И тогда в отдалении возникнет фигура одинокого цыгана. Он взмахнет смычком, и польется вечная чистая песня. Встанут с земли поверженные с юными, прекрасными, задумчиво-тихими лицами — и это будет спасением.
Эти вкусно пахнущие, обставленные в уютном стиле конца прошлого века кафе будапештцы до сих пор называют по имени прежнего владельца — «Жербо». В одном из таких кафе, по всей вероятности помнившем Кальмана, мы и встретились.
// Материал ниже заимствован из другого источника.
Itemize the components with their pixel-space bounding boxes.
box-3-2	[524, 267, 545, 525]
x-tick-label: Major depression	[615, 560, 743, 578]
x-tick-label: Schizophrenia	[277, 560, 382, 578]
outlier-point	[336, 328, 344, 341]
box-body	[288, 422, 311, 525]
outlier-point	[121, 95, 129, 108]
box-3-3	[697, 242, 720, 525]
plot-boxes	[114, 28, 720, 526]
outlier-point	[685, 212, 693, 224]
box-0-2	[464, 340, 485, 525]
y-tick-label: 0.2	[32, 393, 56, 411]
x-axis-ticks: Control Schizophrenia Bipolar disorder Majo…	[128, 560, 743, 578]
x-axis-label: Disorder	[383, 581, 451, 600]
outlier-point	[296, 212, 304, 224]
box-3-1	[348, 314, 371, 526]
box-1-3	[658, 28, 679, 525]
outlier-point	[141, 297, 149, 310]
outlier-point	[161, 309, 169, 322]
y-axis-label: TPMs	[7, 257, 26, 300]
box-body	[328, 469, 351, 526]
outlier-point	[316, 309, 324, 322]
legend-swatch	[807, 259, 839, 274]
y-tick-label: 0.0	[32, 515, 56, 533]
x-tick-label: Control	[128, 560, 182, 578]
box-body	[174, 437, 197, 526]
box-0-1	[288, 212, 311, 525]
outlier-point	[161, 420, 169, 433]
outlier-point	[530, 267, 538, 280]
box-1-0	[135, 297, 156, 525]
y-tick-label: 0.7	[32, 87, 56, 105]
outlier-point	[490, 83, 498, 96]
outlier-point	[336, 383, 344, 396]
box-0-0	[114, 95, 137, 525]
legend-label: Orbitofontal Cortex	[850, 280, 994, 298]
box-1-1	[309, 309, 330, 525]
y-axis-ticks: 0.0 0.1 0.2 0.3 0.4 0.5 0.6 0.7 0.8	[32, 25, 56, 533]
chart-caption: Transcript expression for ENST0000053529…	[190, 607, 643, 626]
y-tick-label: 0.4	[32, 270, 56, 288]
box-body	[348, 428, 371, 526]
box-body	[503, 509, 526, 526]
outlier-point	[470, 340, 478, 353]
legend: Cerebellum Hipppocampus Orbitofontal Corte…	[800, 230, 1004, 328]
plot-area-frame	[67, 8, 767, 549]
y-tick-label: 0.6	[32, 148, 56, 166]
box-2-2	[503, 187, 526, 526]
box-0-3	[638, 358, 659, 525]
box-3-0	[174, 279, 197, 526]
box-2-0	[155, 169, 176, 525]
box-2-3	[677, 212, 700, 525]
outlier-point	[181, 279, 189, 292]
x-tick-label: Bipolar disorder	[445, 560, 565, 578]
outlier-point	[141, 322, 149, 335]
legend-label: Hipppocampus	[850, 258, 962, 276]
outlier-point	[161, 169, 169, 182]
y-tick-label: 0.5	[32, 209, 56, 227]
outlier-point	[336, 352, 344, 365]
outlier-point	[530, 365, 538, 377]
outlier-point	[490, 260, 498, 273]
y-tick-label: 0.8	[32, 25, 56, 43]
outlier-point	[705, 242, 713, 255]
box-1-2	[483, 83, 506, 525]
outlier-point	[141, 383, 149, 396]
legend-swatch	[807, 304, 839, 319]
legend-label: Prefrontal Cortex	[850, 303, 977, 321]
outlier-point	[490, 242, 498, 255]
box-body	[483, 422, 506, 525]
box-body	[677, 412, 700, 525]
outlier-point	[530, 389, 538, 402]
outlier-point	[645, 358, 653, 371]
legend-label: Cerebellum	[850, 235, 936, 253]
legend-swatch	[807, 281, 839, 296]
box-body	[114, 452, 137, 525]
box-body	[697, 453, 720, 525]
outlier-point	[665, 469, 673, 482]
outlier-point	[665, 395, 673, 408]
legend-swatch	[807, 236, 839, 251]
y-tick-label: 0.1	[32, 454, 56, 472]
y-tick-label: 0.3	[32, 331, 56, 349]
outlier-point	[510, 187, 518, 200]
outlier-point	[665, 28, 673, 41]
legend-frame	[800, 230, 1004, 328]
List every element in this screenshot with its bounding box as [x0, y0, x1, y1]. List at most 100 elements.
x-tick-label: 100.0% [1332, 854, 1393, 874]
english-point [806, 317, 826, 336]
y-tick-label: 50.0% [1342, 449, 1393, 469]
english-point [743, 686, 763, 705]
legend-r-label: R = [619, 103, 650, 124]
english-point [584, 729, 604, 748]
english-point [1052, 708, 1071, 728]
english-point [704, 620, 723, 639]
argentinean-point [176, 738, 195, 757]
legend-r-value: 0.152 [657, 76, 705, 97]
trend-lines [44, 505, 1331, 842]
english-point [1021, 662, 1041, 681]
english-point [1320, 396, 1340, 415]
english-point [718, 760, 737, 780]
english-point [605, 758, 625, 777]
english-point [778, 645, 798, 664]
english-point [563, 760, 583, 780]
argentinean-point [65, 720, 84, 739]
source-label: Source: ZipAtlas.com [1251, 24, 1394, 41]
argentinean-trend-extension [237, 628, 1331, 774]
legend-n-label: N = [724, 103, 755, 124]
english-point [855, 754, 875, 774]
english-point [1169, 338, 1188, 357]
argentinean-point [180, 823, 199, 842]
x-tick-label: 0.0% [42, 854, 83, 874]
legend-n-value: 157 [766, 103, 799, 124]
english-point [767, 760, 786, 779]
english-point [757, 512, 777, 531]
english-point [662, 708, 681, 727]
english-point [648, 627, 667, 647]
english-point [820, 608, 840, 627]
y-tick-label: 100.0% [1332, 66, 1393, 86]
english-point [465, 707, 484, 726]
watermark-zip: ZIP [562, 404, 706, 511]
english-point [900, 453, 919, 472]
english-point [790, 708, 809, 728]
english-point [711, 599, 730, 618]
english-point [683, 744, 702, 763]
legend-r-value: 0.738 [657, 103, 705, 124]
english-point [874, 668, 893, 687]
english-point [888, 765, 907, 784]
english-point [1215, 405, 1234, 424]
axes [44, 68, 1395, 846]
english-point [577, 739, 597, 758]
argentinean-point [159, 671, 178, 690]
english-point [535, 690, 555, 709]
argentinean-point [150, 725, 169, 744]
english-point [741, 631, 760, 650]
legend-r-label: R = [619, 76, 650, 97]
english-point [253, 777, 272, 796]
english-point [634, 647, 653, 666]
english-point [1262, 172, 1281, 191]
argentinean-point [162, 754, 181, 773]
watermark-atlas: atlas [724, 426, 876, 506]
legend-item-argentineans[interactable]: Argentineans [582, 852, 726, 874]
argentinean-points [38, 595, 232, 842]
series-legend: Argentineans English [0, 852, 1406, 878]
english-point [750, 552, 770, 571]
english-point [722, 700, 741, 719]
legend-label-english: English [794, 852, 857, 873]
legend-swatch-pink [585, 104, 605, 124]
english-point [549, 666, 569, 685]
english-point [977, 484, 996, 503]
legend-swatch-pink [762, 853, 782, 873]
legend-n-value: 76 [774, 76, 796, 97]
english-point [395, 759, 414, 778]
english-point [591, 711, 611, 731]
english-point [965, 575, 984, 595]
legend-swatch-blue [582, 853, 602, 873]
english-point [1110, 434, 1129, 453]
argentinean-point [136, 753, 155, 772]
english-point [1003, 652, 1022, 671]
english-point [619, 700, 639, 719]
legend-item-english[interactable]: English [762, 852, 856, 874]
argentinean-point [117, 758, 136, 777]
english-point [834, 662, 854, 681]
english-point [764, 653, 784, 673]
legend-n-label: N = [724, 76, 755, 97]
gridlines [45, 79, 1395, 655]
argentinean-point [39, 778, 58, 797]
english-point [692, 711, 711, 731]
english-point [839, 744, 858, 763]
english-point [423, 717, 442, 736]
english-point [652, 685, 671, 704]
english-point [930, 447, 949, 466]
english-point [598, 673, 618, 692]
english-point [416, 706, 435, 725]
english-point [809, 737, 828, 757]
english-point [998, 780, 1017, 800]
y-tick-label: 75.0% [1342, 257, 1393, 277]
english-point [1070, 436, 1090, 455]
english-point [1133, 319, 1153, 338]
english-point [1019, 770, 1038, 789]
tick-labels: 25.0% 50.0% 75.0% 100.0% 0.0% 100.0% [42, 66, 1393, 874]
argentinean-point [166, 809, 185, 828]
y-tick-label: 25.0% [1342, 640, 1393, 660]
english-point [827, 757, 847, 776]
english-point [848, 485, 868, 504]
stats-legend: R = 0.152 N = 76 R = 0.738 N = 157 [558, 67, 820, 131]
Место встречи, конечно, выбрал Пал, театральный критик на покое, сильно пожилой, смуглый и очень крепкий человек (язык не повернется сказать — старик), которому чуть приметная хромота и зажатая в руке тяжелая, с медным набалдашником трость придавали вид ветеранской уверенности и напора, хотя Пал никогда не носил военной формы.